A New Game Plan for India's Outsourcing/IT Industry

The Infosys campus in Bangalore, India. (theqspeaks/flickr)

NEW YORK, February 23, 2009 – With the world anxiously waiting to see how the economic downturn will affect India's economic growth, a panel met at Asia Society headquarters to focus specifically on India's IT/offshoring industry, which accounts for approximately 5.5% of the country's GDP. While a general sense of optimism prevailed, despite widespread negative trends, the panelists voiced growing apprehension about possible protectionist US policies, which, in their view, have the potential to stifle future Indian growth.

NASSCOM Chairman and Zensar Technologies Ltd. CEO Ganesh Natarajan illustrated the Indian IT sector's unparalleled growth, noting how the market that was a meager 4.8Bn (USD) only ten years ago now amounts to approximately 64Bn (USD). That achievement has not only brought monetary gains but has also instilled an unwavering confidence in Indians who continue to believe in a better future for their country. Sadly, the global economic recession and domestic turbulence—specifically, terrorism and the Satyam scandal—have shaken the faith of overseas investors, leaving the country with an uncertain future.

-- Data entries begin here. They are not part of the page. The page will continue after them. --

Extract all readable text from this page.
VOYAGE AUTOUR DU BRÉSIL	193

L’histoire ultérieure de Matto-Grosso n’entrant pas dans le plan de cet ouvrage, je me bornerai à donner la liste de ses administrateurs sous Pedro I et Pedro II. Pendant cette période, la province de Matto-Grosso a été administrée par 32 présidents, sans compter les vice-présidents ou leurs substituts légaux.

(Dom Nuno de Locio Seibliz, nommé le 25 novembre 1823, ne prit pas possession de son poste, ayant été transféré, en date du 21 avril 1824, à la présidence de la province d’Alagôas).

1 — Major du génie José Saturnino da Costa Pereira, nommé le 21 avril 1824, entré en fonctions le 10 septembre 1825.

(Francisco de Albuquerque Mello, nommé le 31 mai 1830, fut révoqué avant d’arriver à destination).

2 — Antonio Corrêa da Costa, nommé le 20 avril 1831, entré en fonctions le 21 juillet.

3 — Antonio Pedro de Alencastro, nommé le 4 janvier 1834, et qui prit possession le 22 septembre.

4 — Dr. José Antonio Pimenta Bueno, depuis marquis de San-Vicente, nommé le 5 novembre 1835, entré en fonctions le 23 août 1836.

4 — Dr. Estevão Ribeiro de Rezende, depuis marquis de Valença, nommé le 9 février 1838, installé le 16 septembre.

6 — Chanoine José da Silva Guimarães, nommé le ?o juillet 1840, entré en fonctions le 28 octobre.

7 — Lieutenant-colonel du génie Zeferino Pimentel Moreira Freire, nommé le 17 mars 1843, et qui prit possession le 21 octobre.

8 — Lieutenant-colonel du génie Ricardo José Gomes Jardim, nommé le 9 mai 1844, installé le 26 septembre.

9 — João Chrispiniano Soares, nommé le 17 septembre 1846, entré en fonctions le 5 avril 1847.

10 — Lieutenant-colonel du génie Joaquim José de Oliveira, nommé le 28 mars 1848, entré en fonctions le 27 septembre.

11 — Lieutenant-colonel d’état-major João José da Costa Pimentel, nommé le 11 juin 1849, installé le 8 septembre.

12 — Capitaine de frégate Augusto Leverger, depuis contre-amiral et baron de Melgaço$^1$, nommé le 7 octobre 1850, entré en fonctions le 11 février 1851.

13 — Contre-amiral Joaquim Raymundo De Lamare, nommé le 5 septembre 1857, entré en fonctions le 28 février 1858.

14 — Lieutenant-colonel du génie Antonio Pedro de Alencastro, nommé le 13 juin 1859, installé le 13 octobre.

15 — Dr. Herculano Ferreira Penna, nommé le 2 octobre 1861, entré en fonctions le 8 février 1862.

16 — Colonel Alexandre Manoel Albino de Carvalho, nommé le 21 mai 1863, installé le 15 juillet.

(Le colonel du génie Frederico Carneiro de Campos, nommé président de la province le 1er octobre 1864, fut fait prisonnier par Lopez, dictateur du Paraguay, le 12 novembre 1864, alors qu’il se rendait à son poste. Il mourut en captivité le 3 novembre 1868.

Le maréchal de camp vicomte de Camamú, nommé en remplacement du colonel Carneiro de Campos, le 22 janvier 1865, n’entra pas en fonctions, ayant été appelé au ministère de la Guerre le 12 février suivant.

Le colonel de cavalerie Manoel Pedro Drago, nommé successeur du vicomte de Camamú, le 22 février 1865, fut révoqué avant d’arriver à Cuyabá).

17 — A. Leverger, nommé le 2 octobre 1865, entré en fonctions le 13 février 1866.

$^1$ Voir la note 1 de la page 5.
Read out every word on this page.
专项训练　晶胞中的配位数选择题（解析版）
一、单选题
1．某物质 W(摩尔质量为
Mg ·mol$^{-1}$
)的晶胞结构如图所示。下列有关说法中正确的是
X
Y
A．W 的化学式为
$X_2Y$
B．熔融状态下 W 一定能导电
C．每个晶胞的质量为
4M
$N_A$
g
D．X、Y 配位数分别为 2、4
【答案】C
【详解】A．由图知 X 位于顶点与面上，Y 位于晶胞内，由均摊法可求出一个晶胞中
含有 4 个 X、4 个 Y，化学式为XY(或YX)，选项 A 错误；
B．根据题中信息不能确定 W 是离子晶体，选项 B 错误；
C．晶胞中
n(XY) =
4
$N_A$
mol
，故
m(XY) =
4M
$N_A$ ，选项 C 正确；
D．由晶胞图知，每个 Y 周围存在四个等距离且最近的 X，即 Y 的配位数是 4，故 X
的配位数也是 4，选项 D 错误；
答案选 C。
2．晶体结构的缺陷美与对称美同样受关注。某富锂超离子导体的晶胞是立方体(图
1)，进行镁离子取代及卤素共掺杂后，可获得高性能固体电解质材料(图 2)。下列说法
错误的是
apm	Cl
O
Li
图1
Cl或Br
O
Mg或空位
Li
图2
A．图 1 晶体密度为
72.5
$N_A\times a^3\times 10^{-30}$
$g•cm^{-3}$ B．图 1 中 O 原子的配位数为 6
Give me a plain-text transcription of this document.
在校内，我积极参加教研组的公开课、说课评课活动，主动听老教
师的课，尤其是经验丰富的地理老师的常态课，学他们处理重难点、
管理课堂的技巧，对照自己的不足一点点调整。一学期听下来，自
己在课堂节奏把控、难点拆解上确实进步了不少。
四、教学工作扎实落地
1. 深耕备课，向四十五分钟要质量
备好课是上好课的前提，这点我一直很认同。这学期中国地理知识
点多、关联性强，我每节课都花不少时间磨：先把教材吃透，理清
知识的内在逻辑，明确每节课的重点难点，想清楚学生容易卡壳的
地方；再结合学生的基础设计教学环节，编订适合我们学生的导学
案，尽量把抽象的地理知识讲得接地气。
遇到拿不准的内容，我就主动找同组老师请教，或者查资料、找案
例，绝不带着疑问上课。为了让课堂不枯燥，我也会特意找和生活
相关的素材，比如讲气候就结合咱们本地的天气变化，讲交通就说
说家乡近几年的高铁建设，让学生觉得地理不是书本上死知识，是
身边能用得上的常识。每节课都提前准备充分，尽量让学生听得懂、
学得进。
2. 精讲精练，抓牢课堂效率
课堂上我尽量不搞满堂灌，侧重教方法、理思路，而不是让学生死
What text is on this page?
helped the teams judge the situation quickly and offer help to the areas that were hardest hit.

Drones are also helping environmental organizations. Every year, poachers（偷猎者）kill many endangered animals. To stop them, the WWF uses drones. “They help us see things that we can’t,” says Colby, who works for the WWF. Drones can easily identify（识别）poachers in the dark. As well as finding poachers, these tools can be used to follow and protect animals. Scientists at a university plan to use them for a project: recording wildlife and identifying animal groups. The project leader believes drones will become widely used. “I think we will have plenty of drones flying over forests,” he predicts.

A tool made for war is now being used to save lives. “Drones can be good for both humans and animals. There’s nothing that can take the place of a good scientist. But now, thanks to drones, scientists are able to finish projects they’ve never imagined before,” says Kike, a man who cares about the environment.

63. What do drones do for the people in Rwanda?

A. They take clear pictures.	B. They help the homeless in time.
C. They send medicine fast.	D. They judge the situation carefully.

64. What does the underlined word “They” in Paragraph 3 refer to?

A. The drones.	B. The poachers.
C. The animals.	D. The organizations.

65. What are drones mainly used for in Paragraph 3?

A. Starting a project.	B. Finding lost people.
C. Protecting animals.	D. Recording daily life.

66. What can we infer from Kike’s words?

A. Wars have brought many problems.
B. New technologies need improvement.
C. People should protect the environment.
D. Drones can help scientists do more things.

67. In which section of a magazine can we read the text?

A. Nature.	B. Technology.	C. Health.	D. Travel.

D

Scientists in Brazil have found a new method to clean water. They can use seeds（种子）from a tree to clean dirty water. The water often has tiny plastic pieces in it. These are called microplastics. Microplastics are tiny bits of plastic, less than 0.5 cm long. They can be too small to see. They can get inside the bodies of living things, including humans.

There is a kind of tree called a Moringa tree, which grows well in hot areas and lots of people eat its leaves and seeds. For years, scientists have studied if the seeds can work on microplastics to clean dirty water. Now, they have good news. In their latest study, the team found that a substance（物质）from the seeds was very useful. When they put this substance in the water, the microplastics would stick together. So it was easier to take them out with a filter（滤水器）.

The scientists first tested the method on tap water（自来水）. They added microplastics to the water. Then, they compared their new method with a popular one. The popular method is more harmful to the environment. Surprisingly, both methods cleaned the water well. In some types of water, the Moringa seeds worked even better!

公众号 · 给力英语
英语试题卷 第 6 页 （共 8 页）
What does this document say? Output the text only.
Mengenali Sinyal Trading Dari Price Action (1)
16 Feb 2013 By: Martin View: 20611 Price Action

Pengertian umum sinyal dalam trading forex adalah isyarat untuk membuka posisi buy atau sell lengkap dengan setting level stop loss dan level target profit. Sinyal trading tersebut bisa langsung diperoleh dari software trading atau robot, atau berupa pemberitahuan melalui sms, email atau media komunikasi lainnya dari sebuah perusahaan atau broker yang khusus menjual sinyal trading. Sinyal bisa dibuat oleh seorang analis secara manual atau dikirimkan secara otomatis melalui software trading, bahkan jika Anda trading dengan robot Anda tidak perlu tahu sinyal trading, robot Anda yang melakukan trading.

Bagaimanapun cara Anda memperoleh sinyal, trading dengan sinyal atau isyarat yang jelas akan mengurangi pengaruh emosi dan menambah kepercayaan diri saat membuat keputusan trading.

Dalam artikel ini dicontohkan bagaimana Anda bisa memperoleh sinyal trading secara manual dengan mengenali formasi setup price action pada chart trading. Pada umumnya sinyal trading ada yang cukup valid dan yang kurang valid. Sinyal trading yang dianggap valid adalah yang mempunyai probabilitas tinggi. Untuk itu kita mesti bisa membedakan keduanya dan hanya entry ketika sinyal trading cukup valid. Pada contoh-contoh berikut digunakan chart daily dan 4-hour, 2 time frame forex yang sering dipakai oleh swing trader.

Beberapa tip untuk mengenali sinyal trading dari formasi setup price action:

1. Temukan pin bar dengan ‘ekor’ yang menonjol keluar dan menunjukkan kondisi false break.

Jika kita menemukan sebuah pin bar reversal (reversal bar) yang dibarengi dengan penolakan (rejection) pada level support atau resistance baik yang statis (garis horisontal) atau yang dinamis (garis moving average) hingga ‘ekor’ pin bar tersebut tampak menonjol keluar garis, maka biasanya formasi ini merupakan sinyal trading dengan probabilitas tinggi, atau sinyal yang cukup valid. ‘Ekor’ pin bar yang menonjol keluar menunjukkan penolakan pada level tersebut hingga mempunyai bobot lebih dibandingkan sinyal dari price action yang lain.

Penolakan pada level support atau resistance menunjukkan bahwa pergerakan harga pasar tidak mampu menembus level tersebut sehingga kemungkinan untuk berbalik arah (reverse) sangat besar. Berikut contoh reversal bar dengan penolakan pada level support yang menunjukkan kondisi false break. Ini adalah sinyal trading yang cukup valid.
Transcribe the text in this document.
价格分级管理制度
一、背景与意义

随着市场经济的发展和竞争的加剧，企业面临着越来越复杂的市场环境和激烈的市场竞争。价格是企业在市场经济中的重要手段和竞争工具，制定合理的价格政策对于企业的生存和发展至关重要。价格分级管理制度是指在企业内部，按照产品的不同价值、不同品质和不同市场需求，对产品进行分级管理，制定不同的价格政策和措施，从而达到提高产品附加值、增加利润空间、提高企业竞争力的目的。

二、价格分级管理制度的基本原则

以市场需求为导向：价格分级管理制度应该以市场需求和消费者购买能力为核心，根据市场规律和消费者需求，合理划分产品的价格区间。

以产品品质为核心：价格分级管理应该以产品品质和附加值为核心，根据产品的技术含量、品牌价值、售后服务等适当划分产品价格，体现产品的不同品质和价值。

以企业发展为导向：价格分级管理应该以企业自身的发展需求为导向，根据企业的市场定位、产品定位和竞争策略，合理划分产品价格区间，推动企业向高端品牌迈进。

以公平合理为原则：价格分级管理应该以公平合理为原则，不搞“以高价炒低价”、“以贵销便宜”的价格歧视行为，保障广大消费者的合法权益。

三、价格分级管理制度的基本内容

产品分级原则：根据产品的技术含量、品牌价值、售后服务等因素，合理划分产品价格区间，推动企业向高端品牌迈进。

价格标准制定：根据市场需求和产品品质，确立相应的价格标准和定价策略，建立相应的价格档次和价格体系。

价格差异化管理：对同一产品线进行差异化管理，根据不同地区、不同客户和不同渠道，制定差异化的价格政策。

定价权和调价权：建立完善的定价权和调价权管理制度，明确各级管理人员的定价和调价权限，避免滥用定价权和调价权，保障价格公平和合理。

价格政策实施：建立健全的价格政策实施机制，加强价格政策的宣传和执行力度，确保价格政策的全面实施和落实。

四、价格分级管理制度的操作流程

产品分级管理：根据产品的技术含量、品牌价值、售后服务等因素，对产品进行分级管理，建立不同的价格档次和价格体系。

As caution rises, India has seen a withdrawal in foreign institutional investment since August 2008, yet its IT economy still holds long-term investment potential, according to Seth Bergstein, managing director and head of Global Services Group of the Investment Banking Division at Morgan Stanley. Bergstein explained that while project-oriented application development still constitutes the majority, as it did at the time of the dot-com crash, the current IT service exports industry covers a wider range of services than it did previously; also, more demand for outsourcing is coming not only from banking and financial firms but also from health care and manufacturing companies. Moreover, companies like NASSCOM, along with other industry players, are making a concerted effort to encourage innovation and provide new services to drive growth.

The Indian government's efficient handling of terrorism and corporate governance is essential to regain confidence overseas, noted Tim Massad, a partner at Cravath, Swaine & Moore LLP. The government's swift handling of the Satyam case is a testament to the importance of governance in the country. Without de-emphasizing the need for safety, Stern School of Business professor Marti Subrahmanyam urged objectivity in analyzing India's current position.

The panel expressed deep concern for the potentially protectionist policies that are currently being considered by the US Congress. S. Mitra Kalita, deputy bureau chief of the Economics Bureau at the Wall Street Journal, steered attention to the recent US stimulus bill that imposes limits on H1-B (work) visas for the firms that received bail-out funds. David Good, chief representative of Tata North America, argued that such protectionist measures could be very damaging for several companies, across different industries, to the point where they might even be forced to shut down.

The vulnerabilities shaking India's foundation are also distressing countries all over the world. Compared to many of those other countries, India seems to be holding its own, with the economy estimated to grow by approximately 6% and with a balance of technology companies, education and research institutes, investors, government and a talented youth striving to continue the IT/offshoring success story even in the face of the downturn. With that amount of domestic stability, India's success largely depends on America's cooperation and the world economy's ability to bounce back.